The National Census 2001 figures allowed us to compare our study population to the local population in the borough of Newham. The average age of the study population was 3 years older than the average age in the local population (32 years). The percentage of the study population in a paid job was 12% higher and the percentage that owned a house or flat was 9% higher than that in the local population (39% and 44% respectively). The percentage of the study population that described their ethnic origin as white British was 6% higher than that in the local population (34%) whilst the percentage that described their ethnic origin as Indian, Pakistani or Bangladeshi was 11% lower than that in the local population (29%). This comparison shows that despite our attempts, the study population were not totally representative of the local population. We believe that the higher socio-economic status of our study sample (as reflected by the higher percentage in a paid job and owning a house or flat) compared to the local population may reflect a response bias meaning that perhaps those women with lower socio-economic status and at greater risk of IPV were less likely to have taken part in this study. This may have affected the calculation of the prevalence, PPV and NPV of HARK. However there is no reason why this would necessarily affect the sensitivity/specificity calculations unless the 46% of women who did not take part in the study answered differently with regards to only one of the instruments (the HARK or the CAS). This is unlikely.
The strengths of this study are that it tested a short tool that can be used in routine general practice, against an abuse measure validated in primary care. Additionally, HARK's external validity has been increased by being conducted in a range of practices with a study population of varied ethnicity.
Limitations included the response rate of 54%, decreasing the external validity of the study.

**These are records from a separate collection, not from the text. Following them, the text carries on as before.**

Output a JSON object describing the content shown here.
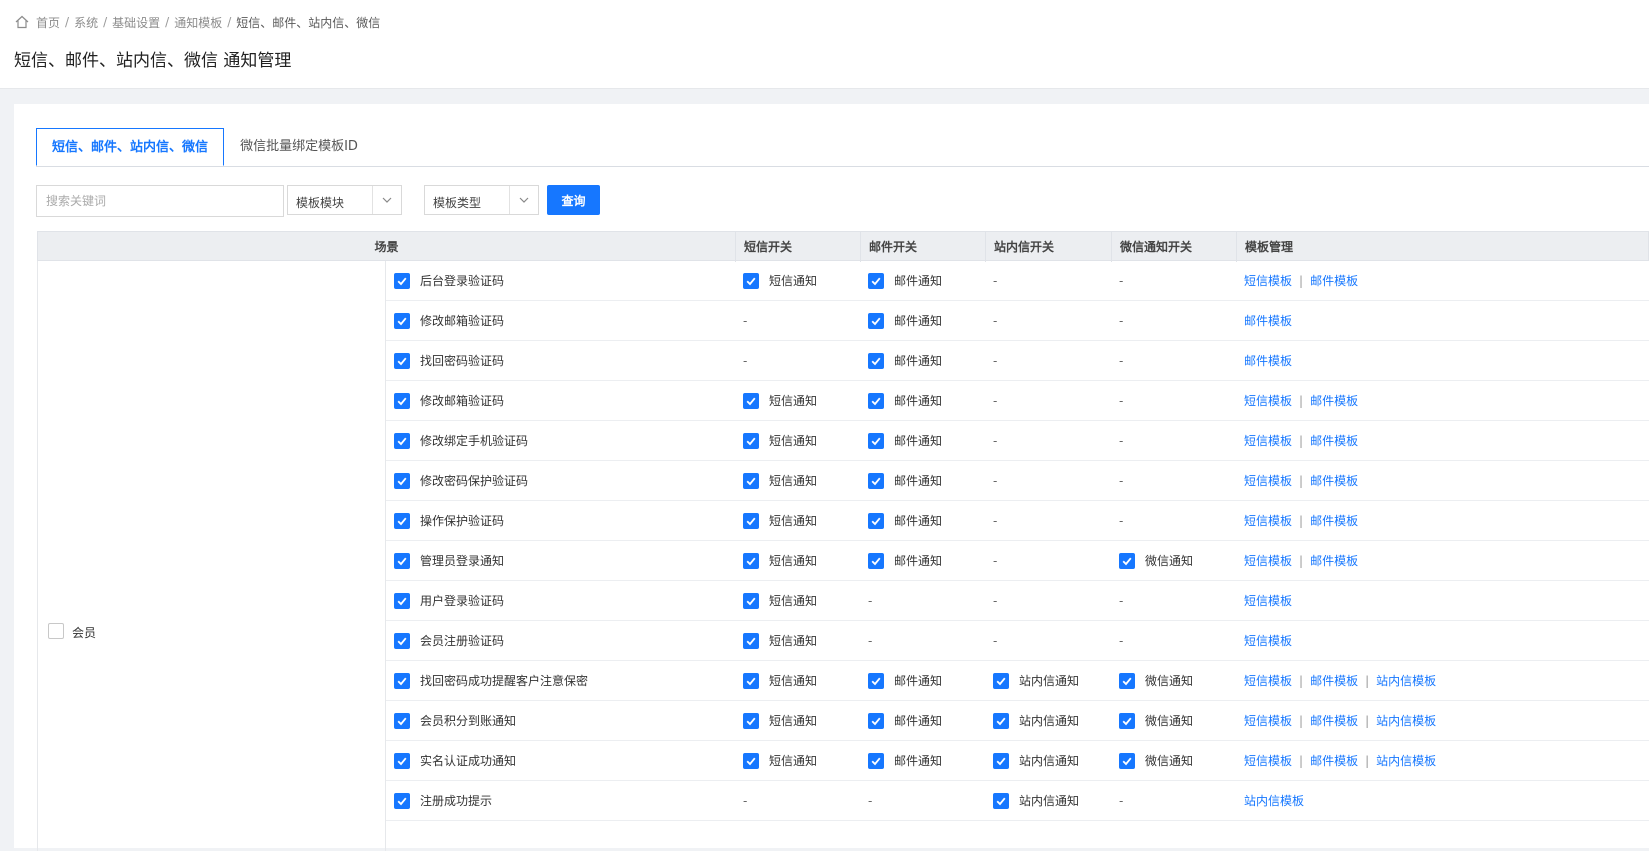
{
  "breadcrumb": {
    "items": [
      "首页",
      "系统",
      "基础设置",
      "通知模板",
      "短信、邮件、站内信、微信"
    ],
    "separator": "/"
  },
  "page_title": "短信、邮件、站内信、微信 通知管理",
  "tabs": [
    {
      "label": "短信、邮件、站内信、微信",
      "active": true
    },
    {
      "label": "微信批量绑定模板ID",
      "active": false
    }
  ],
  "filters": {
    "search_placeholder": "搜索关键词",
    "module_select": "模板模块",
    "type_select": "模板类型",
    "query_button": "查询"
  },
  "table": {
    "headers": {
      "scene": "场景",
      "sms": "短信开关",
      "mail": "邮件开关",
      "site": "站内信开关",
      "wx": "微信通知开关",
      "tpl": "模板管理"
    },
    "group_label": "会员",
    "dash": "-",
    "labels": {
      "sms": "短信通知",
      "mail": "邮件通知",
      "site": "站内信通知",
      "wx": "微信通知"
    },
    "links": {
      "sms": "短信模板",
      "mail": "邮件模板",
      "site": "站内信模板"
    },
    "rows": [
      {
        "name": "后台登录验证码",
        "sms": true,
        "mail": true,
        "site": false,
        "wx": false
      },
      {
        "name": "修改邮箱验证码",
        "sms": false,
        "mail": true,
        "site": false,
        "wx": false
      },
      {
        "name": "找回密码验证码",
        "sms": false,
        "mail": true,
        "site": false,
        "wx": false
      },
      {
        "name": "修改邮箱验证码",
        "sms": true,
        "mail": true,
        "site": false,
        "wx": false
      },
      {
        "name": "修改绑定手机验证码",
        "sms": true,
        "mail": true,
        "site": false,
        "wx": false
      },
      {
        "name": "修改密码保护验证码",
        "sms": true,
        "mail": true,
        "site": false,
        "wx": false
      },
      {
        "name": "操作保护验证码",
        "sms": true,
        "mail": true,
        "site": false,
        "wx": false
      },
      {
        "name": "管理员登录通知",
        "sms": true,
        "mail": true,
        "site": false,
        "wx": true
      },
      {
        "name": "用户登录验证码",
        "sms": true,
        "mail": false,
        "site": false,
        "wx": false
      },
      {
        "name": "会员注册验证码",
        "sms": true,
        "mail": false,
        "site": false,
        "wx": false
      },
      {
        "name": "找回密码成功提醒客户注意保密",
        "sms": true,
        "mail": true,
        "site": true,
        "wx": true
      },
      {
        "name": "会员积分到账通知",
        "sms": true,
        "mail": true,
        "site": true,
        "wx": true
      },
      {
        "name": "实名认证成功通知",
        "sms": true,
        "mail": true,
        "site": true,
        "wx": true
      },
      {
        "name": "注册成功提示",
        "sms": false,
        "mail": false,
        "site": true,
        "wx": false
      }
    ]
  }
}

Although we consider the CAS to be the best research measure for IPV in a health care setting, we cannot exclude the possibility that not all women who were found to be positive for IPV with the HARK but negative with the CAS were false positives. Other investigators have found that when using two sets of validated questions each may identify some women as abused that would have been missed by the other tool [
40].
The HARK questions could be incorporated into electronic medical records in primary care to prompt clinicians to ask about recent intimate partner violence and to encourage disclosure by patients. Future research should test the effectiveness of HARK in clinical consultations as part of system level interventions to improve the response of primary care to IPV.